Zum Inhalt springen
Zur Ausgabe
Artikel 74 / 79

Chronist deutsch-deutscher Umbrüche Dokumentarfilmer Thomas Heise ist tot

Mit seinen Dokumentarfilmen forderte Thomas Heise Ost- wie Westdeutschland unnachgiebig zur Reflexion heraus. Im Alter von 68 Jahren starb der Berliner Regisseur und Dozent nun überraschend nach kurzer, schwerer Krankheit.
aus DER SPIEGEL 23/2024
Filmemacher Thomas Heise, 1955 -2024

Filmemacher Thomas Heise, 1955 -2024

Foto: Marcus Golejewski / ddp

Er habe seine Filme entlang der Frage konzipiert, was die Menschen in 300 oder 400 Jahren an unserer Gegenwart noch interessieren könnte, hat der Dokumentarfilmregisseur Thomas Heise einmal im Interview mit dem SPIEGEL erzählt. Dieser Ansatz war aus der Not heraus entstanden: Geboren 1955 in Ost-Berlin als Sohn des Philosophieprofessors Wolfgang Heise und der Germanistin Rosemarie Heise, studierte Heise zunächst an der Filmhochschule in Babelsberg. Wegen Konflikten mit der DDR-Zensur brach er das Studium jedoch ab. Bis zum Mauerfall arbeitete er am Theater, speziell am Berliner Ensemble, aber auch als Kartenabreißer und Eisverkäufer – und weiter als Dokumentarist. Seine Filme durften in der DDR aber nicht gezeigt werden, weshalb er anfing, seine Werke für eine weit entfernte Zukunft zu konzipieren.

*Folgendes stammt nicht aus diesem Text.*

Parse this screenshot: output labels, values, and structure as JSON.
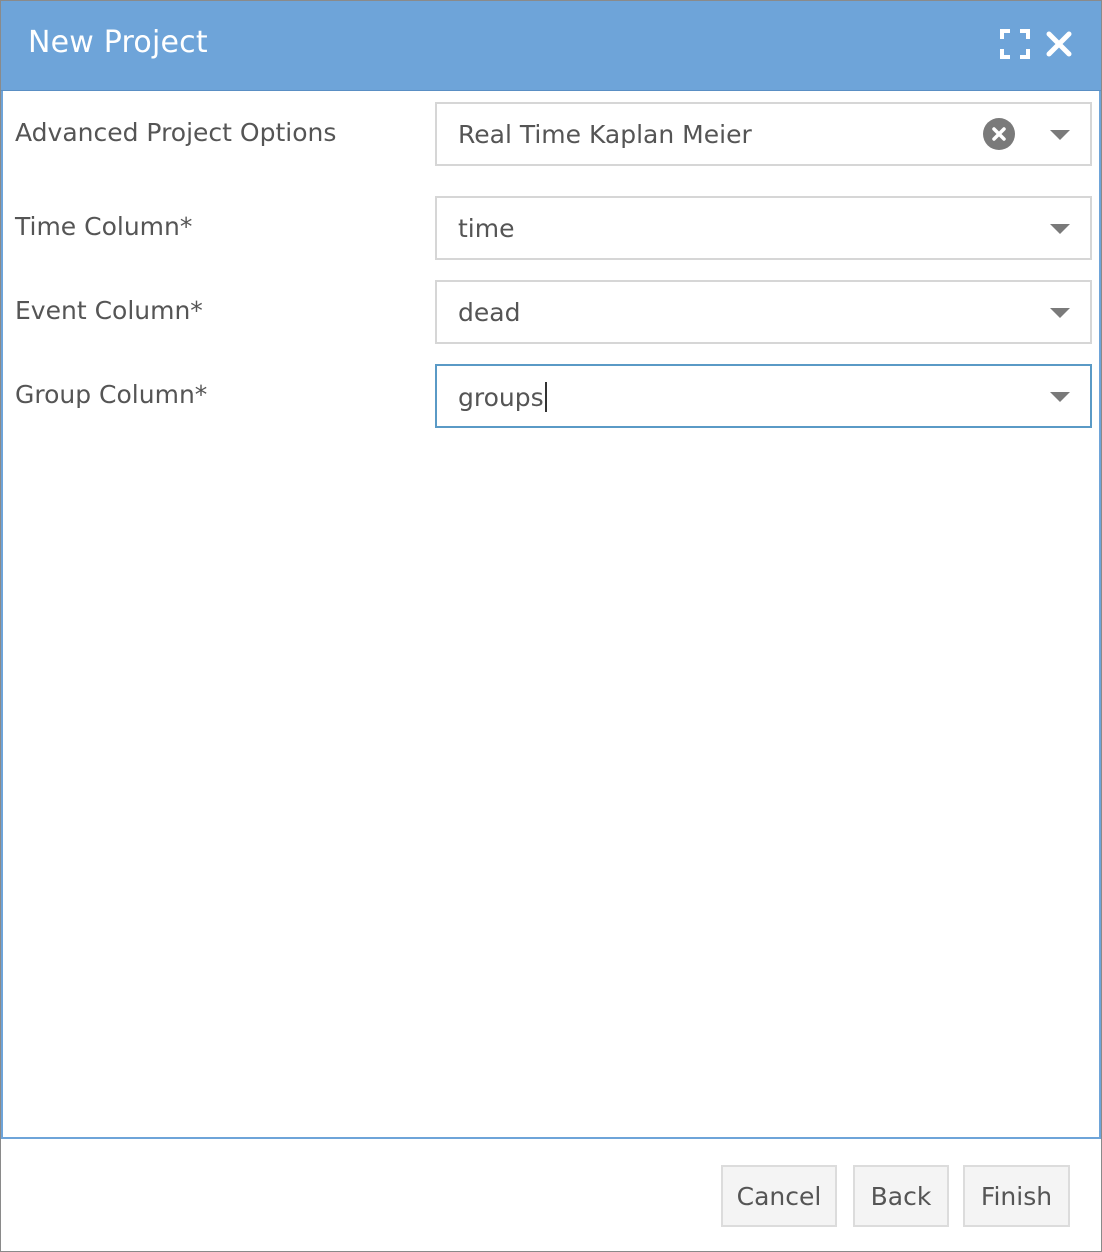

Nach der Wende fanden seine Filme endlich ein Publikum, und in schneller Folge entstanden bahnbrechende Arbeiten wie »Stau – Jetzt geht’s los« von 1992, in dem Heise direkten Einblick in die jugendliche Neonazi-Szene von Halle bot. Als Chronist der deutsch-deutschen Umbrüche wurde Heise zu einer auch international viel beachteten Stimme und gewann zahlreiche Preise, darunter dreimal den Hauptpreis von DokLeipzig.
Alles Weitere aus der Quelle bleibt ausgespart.